Healthcare reform was his top domestic priority, and he spent a year fighting, cajoling, pressuring, prodding, and sweet-talking to push it across the goal line. When the bill finally won congressional approval, Obama and his team felt vindicated. He said the passage was "a testament to the historic leadership—and uncommon courage—of the men and women of the United States Congress, who've taken their lumps during this difficult debate." And Obama said it showed that government can work effectively and that Americans shouldn't lose faith in their elected leaders in Washington. His message was, and remains, that the Democrats, who control Congress and the White House, are the party of governing and the Republicans are the party of carping and criticizing, what his aides call "the party of no."
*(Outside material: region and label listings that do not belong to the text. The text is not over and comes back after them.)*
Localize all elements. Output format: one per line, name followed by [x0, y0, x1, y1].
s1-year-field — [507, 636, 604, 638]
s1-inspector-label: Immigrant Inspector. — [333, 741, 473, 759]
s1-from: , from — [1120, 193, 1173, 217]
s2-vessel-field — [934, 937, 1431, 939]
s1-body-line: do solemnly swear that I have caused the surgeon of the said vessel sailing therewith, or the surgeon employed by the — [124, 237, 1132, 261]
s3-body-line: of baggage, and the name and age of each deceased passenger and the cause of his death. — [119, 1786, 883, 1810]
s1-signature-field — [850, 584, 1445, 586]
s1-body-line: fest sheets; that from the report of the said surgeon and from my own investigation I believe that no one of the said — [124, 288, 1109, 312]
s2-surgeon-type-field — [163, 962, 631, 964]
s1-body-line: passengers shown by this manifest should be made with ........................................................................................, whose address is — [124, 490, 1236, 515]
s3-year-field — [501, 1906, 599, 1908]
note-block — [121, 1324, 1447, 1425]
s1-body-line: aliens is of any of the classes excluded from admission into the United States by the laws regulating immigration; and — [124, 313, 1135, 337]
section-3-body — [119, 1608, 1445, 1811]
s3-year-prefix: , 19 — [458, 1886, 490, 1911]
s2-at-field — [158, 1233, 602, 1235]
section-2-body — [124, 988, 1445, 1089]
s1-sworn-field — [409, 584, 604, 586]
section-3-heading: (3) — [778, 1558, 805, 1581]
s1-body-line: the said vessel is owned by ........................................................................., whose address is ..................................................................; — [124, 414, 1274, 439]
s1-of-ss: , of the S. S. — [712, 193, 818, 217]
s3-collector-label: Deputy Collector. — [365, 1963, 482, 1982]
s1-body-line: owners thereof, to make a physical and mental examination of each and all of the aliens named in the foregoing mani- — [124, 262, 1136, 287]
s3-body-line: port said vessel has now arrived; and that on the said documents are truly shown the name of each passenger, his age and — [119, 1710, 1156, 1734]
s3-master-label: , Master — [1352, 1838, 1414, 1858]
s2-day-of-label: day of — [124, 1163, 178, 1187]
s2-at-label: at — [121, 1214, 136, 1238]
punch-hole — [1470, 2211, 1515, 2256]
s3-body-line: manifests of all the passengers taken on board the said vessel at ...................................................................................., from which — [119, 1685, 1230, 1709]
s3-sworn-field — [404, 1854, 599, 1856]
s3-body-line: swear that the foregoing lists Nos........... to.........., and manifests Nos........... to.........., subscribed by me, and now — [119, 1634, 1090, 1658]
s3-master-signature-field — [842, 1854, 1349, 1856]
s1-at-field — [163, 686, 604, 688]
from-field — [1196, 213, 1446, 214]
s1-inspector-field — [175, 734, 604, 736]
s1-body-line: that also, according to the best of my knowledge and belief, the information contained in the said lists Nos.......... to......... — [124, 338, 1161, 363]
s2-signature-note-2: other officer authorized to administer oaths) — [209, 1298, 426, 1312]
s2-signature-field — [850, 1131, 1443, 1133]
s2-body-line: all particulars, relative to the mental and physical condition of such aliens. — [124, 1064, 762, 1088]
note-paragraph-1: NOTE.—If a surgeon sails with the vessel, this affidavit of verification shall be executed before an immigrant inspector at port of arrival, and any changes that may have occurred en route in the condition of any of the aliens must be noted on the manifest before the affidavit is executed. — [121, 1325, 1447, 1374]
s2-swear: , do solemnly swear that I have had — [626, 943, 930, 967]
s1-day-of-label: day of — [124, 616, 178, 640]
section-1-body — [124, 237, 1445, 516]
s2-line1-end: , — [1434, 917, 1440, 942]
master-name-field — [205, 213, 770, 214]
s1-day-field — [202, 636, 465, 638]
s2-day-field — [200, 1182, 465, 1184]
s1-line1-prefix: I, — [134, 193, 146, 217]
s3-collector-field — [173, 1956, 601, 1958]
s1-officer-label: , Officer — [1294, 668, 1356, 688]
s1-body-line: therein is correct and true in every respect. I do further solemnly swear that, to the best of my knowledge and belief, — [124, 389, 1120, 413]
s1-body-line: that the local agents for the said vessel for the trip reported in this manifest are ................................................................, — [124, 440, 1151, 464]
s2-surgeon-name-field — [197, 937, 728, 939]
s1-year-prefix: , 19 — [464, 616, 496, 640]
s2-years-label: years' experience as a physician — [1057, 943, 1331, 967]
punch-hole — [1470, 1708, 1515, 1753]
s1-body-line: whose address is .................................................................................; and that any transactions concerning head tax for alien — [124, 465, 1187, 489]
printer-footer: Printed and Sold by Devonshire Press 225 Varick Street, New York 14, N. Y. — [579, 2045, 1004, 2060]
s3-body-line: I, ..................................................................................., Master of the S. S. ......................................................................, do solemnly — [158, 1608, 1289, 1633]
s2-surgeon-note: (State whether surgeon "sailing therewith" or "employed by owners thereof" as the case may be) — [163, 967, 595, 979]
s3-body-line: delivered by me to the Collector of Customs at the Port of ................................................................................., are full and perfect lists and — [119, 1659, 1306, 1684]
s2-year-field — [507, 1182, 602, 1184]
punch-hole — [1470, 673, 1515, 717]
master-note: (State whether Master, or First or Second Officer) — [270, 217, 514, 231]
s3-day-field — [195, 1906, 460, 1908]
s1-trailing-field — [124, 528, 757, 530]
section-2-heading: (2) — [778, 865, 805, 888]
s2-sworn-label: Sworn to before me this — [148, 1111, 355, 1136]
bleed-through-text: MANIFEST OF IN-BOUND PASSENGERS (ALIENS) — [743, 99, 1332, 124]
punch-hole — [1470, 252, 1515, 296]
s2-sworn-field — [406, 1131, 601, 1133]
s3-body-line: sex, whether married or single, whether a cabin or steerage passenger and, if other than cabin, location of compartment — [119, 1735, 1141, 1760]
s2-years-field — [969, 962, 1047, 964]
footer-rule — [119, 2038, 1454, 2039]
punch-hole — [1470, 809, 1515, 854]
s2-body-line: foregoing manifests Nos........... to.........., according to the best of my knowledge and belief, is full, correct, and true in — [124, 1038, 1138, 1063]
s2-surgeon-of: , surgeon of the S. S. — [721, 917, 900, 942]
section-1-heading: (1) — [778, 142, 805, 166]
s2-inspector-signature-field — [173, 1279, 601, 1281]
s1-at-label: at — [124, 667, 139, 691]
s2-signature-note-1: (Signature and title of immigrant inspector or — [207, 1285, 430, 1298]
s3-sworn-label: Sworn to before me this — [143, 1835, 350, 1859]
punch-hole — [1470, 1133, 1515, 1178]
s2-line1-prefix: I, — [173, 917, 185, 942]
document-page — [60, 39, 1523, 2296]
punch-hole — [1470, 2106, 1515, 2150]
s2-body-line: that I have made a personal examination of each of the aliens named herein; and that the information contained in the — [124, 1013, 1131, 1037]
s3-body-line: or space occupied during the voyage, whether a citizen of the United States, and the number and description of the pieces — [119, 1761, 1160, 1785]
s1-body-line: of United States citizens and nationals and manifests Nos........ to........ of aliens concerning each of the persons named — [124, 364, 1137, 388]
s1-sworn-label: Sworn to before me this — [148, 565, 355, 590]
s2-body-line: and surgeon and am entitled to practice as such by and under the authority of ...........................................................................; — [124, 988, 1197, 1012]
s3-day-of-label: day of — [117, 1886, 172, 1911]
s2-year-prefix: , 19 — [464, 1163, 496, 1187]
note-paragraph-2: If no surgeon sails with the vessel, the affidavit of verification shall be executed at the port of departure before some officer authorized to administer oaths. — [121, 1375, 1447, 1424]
White House strategists say the win has made a big difference for Obama's presidency. It has boosted morale in the West Wing and among Democrats in Congress and around the country. It has created momentum for Obama and Democrats on other issues, such as financial-industry reform and initiatives for more job-creating programs to ease unemployment. It has given at least some Democrats more confidence that they can stop what had seemed to be a conservative tide running against them across the country.

Obama's supporters also say his reputation as a leader who can master a balky Congress may help him in international affairs, such as encouraging the Russians to accept a new agreement to reduce nuclear weapons. This pact was negotiated over many months but finalized and announced shortly after he signed the healthcare measure. Some of his advisers make the case that Obama might be benefiting from new international respect for his political skills and his personal power at home.

As a senior Republican strategist says, grudgingly, "The coin of the realm for presidents is victory, and this healthcare bill was a historic win for President Obama. If he follows it with another win, it could start an Obama narrative that this is the start of a comeback [from declining job-approval ratings] and that he is delivering on his promises from the campaign and bringing change to Washington."

Adds Democratic pollster Cornell Belcher, who advised Obama in the 2008 campaign: "The political calculations were, let's not do it," but Obama rejected them despite deep divisions over healthcare within his own party and doubts from the punditocracy about his prospects for success. "We talk about how elected leaders make promises and don't back them up," Belcher observes. "This is a monumental political achievement" in the same league as Social Security and Medicare, which have helped untold millions of Americans in difficult times. "The Republicans say this is Obama's Waterloo, but it's actually his Austerlitz," where Napolean scored a huge victory against enormous odds, Belcher says.

From the start, Obama pushed healthcare reform because it was something he believed in. But his friends say it was also because Obama wanted to be a consequential, transformational president, not just someone who is popular in the moment. And his aides say he will keep pushing for other initiatives until his agenda runs aground on Capitol Hill or until the voters set him back by handing Democrats a defeat in the midterm elections or, on the positive side, until he brings his agenda to fruition.